Gêné par son accusation, je ne fais pas le malin. Je réponds honnêtement :

— Je voulais vous proposer le poste. Si vous en voulez toujours...

Prise de court, ses yeux deviennent brillants. Elle détourne le regard avant que je voie ses larmes. Sa bière est servie. Elle en descend une bonne partie en quelques longues gorgées.

— Est-ce que je vais le regretter ? finit par demander Caitlin. Je préfère terminer ma vie comme bibliothécaire que d'être ridiculisée et rabaissée en permanence.

— Si vous êtes aussi bonne que vous l'avez dit, on devrait bien s'entendre, je soutiens.

Elle hésite, et je ne peux pas lui en vouloir. Je me suis comporté comme un connard arrogant, je le sais. En silence, je finis ma boisson pendant qu'elle sirote le reste de la sienne. Comme elle ne semble toujours pas décidée, je me lève, paye pour nos deux consommations.

— Si vous pensez pouvoir me donner ma chance de vous montrer que je ne suis pas aussi con que j'en ai l'air, soyez là à neuf heures lundi. Passées neuf heures quinze, j'appellerai le suivant sur la liste.
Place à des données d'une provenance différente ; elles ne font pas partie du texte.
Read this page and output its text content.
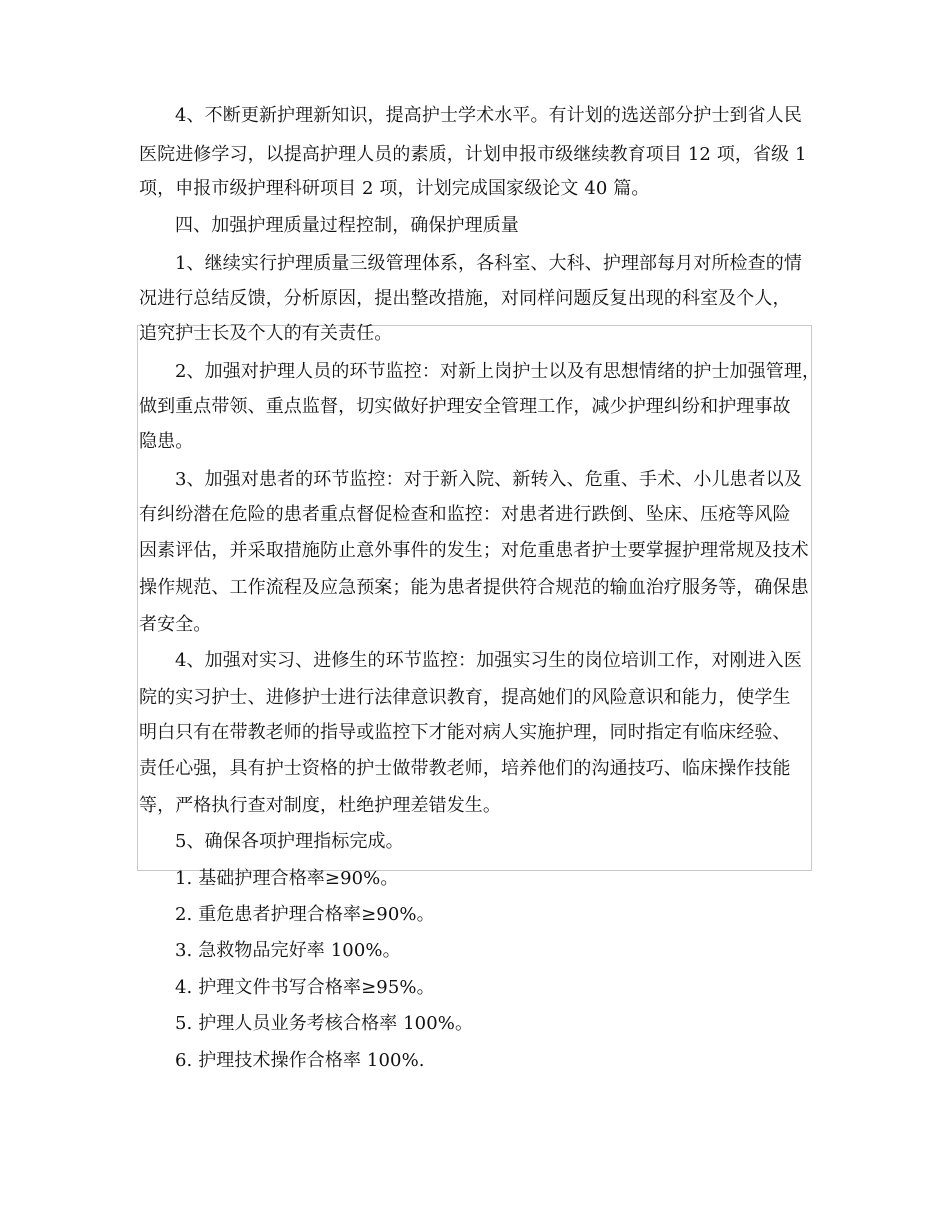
4、不断更新护理新知识，提高护士学术水平。有计划的选送部分护士到省人民
医院进修学习，以提高护理人员的素质，计划申报市级继续教育项目 12 项，省级 1
项，申报市级护理科研项目 2 项，计划完成国家级论文 40 篇。
四、加强护理质量过程控制，确保护理质量
1、继续实行护理质量三级管理体系，各科室、大科、护理部每月对所检查的情
况进行总结反馈，分析原因，提出整改措施，对同样问题反复出现的科室及个人，
追究护士长及个人的有关责任。
2、加强对护理人员的环节监控：对新上岗护士以及有思想情绪的护士加强管理，
做到重点带领、重点监督，切实做好护理安全管理工作，减少护理纠纷和护理事故
隐患。
3、加强对患者的环节监控：对于新入院、新转入、危重、手术、小儿患者以及
有纠纷潜在危险的患者重点督促检查和监控：对患者进行跌倒、坠床、压疮等风险
因素评估，并采取措施防止意外事件的发生；对危重患者护士要掌握护理常规及技术
操作规范、工作流程及应急预案；能为患者提供符合规范的输血治疗服务等，确保患
者安全。
4、加强对实习、进修生的环节监控：加强实习生的岗位培训工作，对刚进入医
院的实习护士、进修护士进行法律意识教育，提高她们的风险意识和能力，使学生
明白只有在带教老师的指导或监控下才能对病人实施护理，同时指定有临床经验、
责任心强，具有护士资格的护士做带教老师，培养他们的沟通技巧、临床操作技能
等，严格执行查对制度，杜绝护理差错发生。
5、确保各项护理指标完成。
1. 基础护理合格率≥90%。
2. 重危患者护理合格率≥90%。
3. 急救物品完好率 100%。
4. 护理文件书写合格率≥95%。
5. 护理人员业务考核合格率 100%。
6. 护理技术操作合格率 100%.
Je pars, et pour la première fois de ma vie, je ne suis sûr de rien. J'ignore si Caitlin Callaghan se présentera au bureau lundi matin. J'ai le sentiment que cette femme causera ma perte, et ça ne me plaît pas. J'ai déjà connu ça. Souvent, j'ai la stupidité et la naïveté de croire que je m'en suis remis, mais c'est faux. C'est d'ailleurs la raison pour laquelle ma tâche accomplie, je change de bar, enchaîne plusieurs verres de bourbon le temps de repérer une brune qui me laisse docilement la baiser par derrière dans les toilettes du bar, puis qui me suce avec tout autant de ferveur. Tout le long, j'ai l'image d'une rousse aux grands yeux verts imprimée sur la rétine.